Catalent to Buy Paragon Bioservices for $1.2 Billion
As the series of multi-billion-dollar buyouts among Contract Development Manufacturing Organizations (CDMOs) continues, US drug developer Catalent has announced it will acquire compatriot Paragon Bioservices for $1.2 billion in cash on a debt-free basis.
The transaction is expected to close at the end of the second quarter, subject to customary closing conditions, including the expiration of the waiting period under US antitrust law.
Based at Baltimore, Maryland, Paragon currently belongs to private equity investors Camden Partners and NewSpring Capital. The company specializes in adeno-associated virus (AAV) vectors, the most commonly used delivery system for gene therapy, as well as unique capabilities in GMP plasmids and lentivirus vectors.
Paragon's expertise in the rapidly growing market of gene therapy, which is estimated to be worth around $40 billion, “will be a transformative addition to Catalent’s business and accelerate its long-term growth,” said John Chiminski, chairman and CEO of the CDMO headquartered at Somerset, New Jersey.
With the integration of Paragon, Catalent will gain a complementary capability that will fundamentally enhance its biologics business and its end-to-end integrated biopharmaceutical solutions for customers, the CEO added.

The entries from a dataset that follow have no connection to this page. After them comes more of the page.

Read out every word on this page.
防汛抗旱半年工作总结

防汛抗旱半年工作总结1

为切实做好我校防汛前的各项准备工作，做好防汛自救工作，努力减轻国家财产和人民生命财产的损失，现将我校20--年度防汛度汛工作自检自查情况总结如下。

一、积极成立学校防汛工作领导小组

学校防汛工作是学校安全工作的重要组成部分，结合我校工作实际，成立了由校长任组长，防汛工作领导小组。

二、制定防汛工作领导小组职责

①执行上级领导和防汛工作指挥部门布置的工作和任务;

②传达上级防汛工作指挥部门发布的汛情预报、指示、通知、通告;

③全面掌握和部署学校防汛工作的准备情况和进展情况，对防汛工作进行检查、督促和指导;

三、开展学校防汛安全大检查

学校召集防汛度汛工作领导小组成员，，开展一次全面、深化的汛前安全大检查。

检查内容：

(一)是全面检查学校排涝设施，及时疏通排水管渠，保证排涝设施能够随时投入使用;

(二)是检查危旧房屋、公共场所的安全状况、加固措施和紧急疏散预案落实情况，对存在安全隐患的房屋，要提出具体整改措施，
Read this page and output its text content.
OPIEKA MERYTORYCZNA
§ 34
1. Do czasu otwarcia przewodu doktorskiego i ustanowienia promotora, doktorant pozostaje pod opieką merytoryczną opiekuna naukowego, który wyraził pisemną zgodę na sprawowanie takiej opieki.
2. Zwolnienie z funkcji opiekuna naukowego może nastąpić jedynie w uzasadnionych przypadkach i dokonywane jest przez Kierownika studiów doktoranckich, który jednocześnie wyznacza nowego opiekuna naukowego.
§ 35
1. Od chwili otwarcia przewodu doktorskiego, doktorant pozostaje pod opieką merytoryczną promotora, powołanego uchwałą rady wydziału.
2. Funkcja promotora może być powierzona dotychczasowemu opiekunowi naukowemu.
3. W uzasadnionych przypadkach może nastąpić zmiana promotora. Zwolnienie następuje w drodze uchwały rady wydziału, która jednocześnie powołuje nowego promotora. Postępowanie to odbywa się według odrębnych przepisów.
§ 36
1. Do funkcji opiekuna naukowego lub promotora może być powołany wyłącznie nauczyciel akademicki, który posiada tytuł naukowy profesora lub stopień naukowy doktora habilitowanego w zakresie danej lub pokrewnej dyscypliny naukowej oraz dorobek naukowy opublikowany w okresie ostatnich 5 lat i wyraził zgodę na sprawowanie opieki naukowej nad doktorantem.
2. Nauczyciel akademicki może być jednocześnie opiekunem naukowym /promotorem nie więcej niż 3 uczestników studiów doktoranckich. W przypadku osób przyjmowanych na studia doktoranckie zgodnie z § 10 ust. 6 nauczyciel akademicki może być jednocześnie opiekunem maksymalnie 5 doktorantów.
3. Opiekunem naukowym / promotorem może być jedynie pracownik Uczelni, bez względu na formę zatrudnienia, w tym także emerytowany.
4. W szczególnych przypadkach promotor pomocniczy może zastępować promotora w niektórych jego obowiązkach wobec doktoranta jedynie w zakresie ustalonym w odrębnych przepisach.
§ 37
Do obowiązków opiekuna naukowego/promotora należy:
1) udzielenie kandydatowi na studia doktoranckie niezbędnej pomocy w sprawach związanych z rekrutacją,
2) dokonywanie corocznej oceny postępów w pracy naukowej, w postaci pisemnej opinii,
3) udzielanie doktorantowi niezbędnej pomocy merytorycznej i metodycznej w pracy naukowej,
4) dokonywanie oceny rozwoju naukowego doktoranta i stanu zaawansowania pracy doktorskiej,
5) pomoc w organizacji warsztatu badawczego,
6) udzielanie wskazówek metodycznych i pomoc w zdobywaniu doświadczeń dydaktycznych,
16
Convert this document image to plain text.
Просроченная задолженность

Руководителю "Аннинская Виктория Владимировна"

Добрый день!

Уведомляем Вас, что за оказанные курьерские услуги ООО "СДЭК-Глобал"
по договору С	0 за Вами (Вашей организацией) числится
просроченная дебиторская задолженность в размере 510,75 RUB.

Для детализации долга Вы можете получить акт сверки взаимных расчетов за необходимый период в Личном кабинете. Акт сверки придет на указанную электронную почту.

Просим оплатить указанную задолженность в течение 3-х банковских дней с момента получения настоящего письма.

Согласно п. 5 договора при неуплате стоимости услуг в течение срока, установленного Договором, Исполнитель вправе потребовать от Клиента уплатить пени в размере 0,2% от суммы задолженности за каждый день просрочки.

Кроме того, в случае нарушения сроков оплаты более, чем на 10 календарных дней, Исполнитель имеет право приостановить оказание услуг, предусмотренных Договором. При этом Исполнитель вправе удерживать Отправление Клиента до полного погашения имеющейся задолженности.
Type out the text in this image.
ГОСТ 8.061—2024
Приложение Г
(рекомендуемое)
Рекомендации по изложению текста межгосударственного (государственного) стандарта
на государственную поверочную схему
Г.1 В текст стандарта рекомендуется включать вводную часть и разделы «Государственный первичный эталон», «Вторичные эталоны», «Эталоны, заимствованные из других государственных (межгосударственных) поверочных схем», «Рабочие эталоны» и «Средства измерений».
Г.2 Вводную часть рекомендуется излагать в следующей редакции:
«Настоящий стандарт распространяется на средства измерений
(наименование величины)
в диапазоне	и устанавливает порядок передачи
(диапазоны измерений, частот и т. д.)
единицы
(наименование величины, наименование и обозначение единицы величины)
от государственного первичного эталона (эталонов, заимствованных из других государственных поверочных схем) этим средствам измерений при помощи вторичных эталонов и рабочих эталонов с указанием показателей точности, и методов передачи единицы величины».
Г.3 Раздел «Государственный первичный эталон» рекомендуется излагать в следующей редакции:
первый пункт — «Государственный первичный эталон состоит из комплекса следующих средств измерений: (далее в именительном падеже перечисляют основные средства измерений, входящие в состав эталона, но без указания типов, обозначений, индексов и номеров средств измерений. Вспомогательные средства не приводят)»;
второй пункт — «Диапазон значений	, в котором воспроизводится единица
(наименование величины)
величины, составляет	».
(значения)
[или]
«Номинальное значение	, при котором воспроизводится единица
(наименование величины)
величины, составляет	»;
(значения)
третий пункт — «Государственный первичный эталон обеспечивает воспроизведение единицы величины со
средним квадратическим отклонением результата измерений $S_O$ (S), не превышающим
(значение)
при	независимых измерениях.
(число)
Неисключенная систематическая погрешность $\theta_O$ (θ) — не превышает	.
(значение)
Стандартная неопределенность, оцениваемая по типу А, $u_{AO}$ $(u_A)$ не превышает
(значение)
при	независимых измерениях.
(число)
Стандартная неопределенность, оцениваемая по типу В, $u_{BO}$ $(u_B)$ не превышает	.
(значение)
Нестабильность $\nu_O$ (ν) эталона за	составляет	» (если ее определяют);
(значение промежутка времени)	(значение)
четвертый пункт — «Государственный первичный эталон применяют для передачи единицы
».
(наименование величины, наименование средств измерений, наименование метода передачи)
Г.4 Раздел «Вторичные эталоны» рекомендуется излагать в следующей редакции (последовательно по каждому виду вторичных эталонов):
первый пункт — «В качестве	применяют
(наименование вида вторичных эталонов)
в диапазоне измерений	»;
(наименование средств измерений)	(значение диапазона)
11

The gene therapy market is expected to have sustained growth of 25% in the medium term, and as an industry leader, Catalent said Paragon can be expected to outpace the market’s growth “for the foreseeable future.” Sales of the Maryland firm are projected to exceed $200 million in revenue in 2019, with nearly 90% of the target said to be already reflected in signed contracts.
Catalent intends to fund the acquisition with the proceeds of a $650 million incremental term loan under its existing senior secured credit facilities and the issuance of $650 million of a new series of convertible preferred stock to funds affiliated with Leonard Green & Partners (LGP). JPMorgan Chase Bank will act as lead arranger.
In part, the funds will also be used to defray the cost of expansion projects currently underway at Paragon's facilities in Maryland.
The incremental term loan and the issuance of the convertible preferred stock are each conditioned upon the closing of the acquisition, Catalent said.
Following integration of Paragon and its 380 employees into the new owner, the CDMO will continue to be led by Pete Buzy. In conjunction with the investment in Catalent by the LGP funds, LGP partner Peter Zippelius will join Catalent's board of directors.